The romance between Carter and Emily is not a slow burn, which isn’t always common among clean reads. Their feelings for one another develop quickly, but being that they are both from upper echelon families in 1901, they must move slowly because propriety demands it. So there is still a push and pull that is fun to see. But it’s not a perfect story.

I love baseball and period pieces, so this was right up my alley. While the baseball scenes didn’t always feel accurate, it wasn’t anything I couldn’t get over or chalk up to turn of the century minor league nuances. While I have a deep love for baseball, I’m certainly not a baseball historian. I tried not to stop and look up facts while I was reading. That helped too.

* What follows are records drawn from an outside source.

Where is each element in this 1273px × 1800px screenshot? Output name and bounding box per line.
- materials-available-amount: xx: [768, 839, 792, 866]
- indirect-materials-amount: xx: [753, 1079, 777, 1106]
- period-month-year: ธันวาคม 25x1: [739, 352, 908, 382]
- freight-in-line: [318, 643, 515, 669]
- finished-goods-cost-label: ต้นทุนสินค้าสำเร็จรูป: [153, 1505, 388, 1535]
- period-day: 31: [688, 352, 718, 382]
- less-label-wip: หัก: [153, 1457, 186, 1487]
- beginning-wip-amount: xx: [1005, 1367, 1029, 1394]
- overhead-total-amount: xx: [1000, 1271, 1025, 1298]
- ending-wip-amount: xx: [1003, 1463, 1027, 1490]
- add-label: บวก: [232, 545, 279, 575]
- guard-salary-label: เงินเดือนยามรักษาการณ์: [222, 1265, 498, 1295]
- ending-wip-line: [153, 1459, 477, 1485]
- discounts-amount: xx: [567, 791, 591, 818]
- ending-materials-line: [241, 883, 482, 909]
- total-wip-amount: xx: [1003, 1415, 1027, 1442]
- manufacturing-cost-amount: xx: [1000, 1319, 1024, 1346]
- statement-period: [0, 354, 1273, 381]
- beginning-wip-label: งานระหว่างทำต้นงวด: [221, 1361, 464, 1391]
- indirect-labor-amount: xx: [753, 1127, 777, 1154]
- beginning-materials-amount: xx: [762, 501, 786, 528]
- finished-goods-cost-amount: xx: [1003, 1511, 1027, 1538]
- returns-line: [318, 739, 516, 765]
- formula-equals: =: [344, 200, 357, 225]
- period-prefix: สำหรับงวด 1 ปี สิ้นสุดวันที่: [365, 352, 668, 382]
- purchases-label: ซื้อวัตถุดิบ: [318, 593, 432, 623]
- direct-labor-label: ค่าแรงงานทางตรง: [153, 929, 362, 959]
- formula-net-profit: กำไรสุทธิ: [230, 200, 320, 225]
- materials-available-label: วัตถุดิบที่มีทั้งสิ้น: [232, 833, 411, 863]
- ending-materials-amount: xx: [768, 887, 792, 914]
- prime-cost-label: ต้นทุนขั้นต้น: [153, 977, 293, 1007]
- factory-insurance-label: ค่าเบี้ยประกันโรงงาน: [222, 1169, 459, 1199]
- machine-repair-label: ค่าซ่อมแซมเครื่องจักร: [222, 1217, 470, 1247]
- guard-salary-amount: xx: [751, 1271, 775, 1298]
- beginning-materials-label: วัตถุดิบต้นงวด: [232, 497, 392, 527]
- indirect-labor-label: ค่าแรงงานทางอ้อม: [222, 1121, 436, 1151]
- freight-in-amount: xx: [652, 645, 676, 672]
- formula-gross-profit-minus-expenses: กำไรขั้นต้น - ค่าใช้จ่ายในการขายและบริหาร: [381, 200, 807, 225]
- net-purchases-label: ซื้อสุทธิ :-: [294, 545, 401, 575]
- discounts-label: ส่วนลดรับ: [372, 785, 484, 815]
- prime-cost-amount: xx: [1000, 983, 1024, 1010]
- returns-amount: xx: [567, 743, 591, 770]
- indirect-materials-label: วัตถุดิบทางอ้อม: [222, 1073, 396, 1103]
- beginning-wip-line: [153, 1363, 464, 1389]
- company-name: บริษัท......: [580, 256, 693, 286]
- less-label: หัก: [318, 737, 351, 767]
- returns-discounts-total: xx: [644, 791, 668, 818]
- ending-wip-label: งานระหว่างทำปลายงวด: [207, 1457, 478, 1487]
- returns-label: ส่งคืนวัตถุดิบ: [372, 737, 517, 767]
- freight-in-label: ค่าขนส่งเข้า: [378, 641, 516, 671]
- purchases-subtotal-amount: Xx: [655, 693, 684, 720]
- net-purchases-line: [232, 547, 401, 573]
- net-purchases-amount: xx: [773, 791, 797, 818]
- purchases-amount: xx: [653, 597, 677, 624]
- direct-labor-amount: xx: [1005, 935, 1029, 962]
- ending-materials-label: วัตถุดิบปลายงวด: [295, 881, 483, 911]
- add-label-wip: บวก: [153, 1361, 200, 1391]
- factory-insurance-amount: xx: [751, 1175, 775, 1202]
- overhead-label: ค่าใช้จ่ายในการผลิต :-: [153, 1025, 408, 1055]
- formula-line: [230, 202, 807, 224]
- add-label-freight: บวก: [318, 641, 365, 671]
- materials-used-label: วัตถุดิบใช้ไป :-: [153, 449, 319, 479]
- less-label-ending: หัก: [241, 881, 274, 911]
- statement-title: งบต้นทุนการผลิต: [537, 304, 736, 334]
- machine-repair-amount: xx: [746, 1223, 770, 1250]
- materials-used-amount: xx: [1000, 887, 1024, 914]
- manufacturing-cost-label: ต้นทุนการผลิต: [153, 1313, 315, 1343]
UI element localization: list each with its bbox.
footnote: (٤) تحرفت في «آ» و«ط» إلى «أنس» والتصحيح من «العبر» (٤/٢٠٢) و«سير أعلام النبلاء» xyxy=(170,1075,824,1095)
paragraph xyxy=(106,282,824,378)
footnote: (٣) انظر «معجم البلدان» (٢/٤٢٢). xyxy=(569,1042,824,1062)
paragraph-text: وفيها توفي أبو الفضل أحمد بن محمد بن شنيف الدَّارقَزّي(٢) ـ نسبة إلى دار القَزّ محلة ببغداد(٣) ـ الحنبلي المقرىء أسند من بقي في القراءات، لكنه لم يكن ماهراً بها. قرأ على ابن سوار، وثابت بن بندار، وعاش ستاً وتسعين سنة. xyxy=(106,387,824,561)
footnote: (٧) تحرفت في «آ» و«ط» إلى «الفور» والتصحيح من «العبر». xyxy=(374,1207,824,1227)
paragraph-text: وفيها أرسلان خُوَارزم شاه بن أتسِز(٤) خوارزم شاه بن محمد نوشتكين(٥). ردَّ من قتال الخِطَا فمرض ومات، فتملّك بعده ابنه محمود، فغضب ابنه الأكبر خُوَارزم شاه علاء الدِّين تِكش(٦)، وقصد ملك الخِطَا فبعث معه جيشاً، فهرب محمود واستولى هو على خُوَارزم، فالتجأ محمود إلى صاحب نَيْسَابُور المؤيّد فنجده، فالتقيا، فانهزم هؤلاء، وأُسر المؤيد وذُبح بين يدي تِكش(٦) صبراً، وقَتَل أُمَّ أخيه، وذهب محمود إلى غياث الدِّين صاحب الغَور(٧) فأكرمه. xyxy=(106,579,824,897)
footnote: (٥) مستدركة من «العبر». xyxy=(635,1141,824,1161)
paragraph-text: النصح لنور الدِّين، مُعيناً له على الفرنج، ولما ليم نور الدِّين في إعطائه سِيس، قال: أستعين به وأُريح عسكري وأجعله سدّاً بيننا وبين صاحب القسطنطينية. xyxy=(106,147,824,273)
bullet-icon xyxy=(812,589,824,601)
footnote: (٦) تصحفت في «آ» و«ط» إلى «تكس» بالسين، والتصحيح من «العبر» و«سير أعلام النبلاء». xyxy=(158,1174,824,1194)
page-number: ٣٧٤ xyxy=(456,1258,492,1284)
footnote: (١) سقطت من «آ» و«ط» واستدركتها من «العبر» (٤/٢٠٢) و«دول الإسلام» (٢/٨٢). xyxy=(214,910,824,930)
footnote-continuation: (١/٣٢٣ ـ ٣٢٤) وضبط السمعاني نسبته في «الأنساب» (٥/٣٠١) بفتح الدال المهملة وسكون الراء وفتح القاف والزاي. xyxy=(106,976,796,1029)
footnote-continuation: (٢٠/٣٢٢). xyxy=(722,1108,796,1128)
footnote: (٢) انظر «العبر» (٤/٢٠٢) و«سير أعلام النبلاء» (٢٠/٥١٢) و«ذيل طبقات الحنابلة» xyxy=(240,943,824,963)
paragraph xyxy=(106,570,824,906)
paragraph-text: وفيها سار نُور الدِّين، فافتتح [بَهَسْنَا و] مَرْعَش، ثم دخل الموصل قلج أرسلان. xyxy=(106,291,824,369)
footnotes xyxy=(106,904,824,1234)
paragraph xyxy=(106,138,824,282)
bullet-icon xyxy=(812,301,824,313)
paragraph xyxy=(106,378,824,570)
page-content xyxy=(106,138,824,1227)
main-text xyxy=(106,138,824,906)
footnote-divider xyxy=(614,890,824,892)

There is a line about Carter being able to wrap his hands around Emily’s waist and his fingers meeting in the back. That disturbed me because I’m having trouble picturing a woman that thin being healthy. There are a couple of lines like this in the story that make me cringe. Can we please stop judging a woman’s beauty by how “impossibly small” her waist is?

I was also not impressed with the villain’s rationale. He’s willing to kill one threat to his plan, but not another. This is a little too convenient for me. It didn’t feel very well planned out.

There is also zero diversity in this book. The entire cast is upper-class white people.

If you can get past those things, it’s a cute book. If any of those sound like deal breakers to you, skip it.